Enhanced vehicle performance through nonlinear finite element analysis of tyre-soil interaction

Abstract

In this investigation, critical insights into the complex interactions between tyres and soil are explored through the utilization of nonlinear finite element analysis (FEA), bearing significant implications for vehicle dynamics, safety, and performance. Maximal shear stress values, identified through shear stress analyses, reveal a peak of 8.4 MPa in the tyre-road contact region and an approximately uniform shear stress of 1.703 MPa in alternative areas, laying the foundation for advancements in tyre design optimisation. It was demonstrated that tyre designs necessitate optimisation to specific ground materials to fulfil essential traction requirements and preclude sinking. For interfaces involving soil and neoprene rubber, the contact status at the mid-section zone was observed to be in a sticking condition, transitioning to sliding as the observation point moved away from the centre.

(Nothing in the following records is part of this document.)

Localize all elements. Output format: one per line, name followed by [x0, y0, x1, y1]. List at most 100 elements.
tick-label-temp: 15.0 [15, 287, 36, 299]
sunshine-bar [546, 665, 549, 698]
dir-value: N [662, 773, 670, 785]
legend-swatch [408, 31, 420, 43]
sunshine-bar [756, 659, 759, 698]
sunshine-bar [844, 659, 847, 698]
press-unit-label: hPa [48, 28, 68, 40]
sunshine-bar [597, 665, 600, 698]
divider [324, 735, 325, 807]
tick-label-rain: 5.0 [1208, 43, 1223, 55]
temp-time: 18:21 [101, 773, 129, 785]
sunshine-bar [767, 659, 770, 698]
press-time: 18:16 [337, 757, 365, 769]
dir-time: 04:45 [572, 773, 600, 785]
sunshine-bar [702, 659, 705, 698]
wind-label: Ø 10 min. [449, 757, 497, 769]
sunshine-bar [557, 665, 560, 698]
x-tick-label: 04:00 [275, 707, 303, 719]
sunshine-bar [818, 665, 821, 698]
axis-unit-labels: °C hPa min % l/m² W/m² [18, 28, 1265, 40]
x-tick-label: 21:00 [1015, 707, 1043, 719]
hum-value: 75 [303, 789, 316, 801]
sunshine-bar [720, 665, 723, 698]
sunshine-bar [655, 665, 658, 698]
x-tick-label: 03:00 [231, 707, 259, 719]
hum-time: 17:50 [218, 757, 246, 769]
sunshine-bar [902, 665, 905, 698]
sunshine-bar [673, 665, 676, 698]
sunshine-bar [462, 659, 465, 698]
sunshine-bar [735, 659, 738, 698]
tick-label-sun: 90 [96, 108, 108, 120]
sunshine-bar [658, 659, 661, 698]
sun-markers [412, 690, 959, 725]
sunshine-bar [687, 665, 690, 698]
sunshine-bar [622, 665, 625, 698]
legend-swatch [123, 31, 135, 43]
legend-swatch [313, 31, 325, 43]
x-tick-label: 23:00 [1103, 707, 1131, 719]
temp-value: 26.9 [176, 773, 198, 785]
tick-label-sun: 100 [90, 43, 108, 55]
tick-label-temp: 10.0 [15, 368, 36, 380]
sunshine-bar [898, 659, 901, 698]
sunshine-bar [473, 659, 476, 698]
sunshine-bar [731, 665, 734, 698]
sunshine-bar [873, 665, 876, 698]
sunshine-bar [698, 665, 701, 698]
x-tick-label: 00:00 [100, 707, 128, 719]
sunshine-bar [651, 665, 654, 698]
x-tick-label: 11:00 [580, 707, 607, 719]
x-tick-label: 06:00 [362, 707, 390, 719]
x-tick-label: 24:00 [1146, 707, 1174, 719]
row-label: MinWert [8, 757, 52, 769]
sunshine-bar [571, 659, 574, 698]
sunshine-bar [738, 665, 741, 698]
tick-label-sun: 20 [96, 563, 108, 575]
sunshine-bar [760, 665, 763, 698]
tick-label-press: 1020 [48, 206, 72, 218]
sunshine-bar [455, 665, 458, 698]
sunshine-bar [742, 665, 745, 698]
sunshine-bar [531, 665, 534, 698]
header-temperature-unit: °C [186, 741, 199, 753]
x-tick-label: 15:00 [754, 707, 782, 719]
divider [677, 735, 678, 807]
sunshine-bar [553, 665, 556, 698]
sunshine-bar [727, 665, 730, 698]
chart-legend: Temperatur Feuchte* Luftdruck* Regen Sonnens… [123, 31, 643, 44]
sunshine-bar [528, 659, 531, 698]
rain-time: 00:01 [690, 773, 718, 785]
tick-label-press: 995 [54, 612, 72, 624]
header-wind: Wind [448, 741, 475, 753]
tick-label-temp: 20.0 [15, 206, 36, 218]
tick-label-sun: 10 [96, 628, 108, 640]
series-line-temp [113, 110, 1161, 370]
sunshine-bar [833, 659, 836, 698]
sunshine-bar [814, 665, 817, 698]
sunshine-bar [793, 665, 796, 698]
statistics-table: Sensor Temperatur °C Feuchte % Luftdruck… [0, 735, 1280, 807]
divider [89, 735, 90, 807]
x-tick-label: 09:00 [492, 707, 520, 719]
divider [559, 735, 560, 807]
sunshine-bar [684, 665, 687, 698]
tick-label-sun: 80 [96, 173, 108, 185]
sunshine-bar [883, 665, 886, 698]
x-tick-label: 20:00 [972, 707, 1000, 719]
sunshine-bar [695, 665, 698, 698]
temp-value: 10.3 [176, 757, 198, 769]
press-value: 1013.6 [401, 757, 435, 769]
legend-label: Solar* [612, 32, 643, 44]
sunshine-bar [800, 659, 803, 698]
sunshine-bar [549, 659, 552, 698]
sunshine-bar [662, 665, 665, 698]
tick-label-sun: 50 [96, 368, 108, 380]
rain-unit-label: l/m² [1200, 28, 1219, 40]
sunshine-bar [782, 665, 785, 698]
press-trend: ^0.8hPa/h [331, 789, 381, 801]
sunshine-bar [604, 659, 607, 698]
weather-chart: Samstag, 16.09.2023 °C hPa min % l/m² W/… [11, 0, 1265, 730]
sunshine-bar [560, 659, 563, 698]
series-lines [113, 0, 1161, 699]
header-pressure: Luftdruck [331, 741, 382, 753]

The research highlighted that through nonlinear analysis, accurate predictions of tyre behaviour under fluctuating loads can be achieved, thereby aiding in the formulation of designs for more fuel-efficient tyres and enhanced wet-weather handling. However, the study recognises the constraints imposed by simplifications within the tyre model, omission of dynamic behavioural factors, and assumptions regarding unvarying friction coefficients. While the analysis was confined to particular material models and validation was executed primarily via numerical simulations, findings affirm that strategic application of nonlinear FEA elucidates pivotal factors in tyre-soil interaction, propelling the establishment of safer and more performance-oriented vehicle models.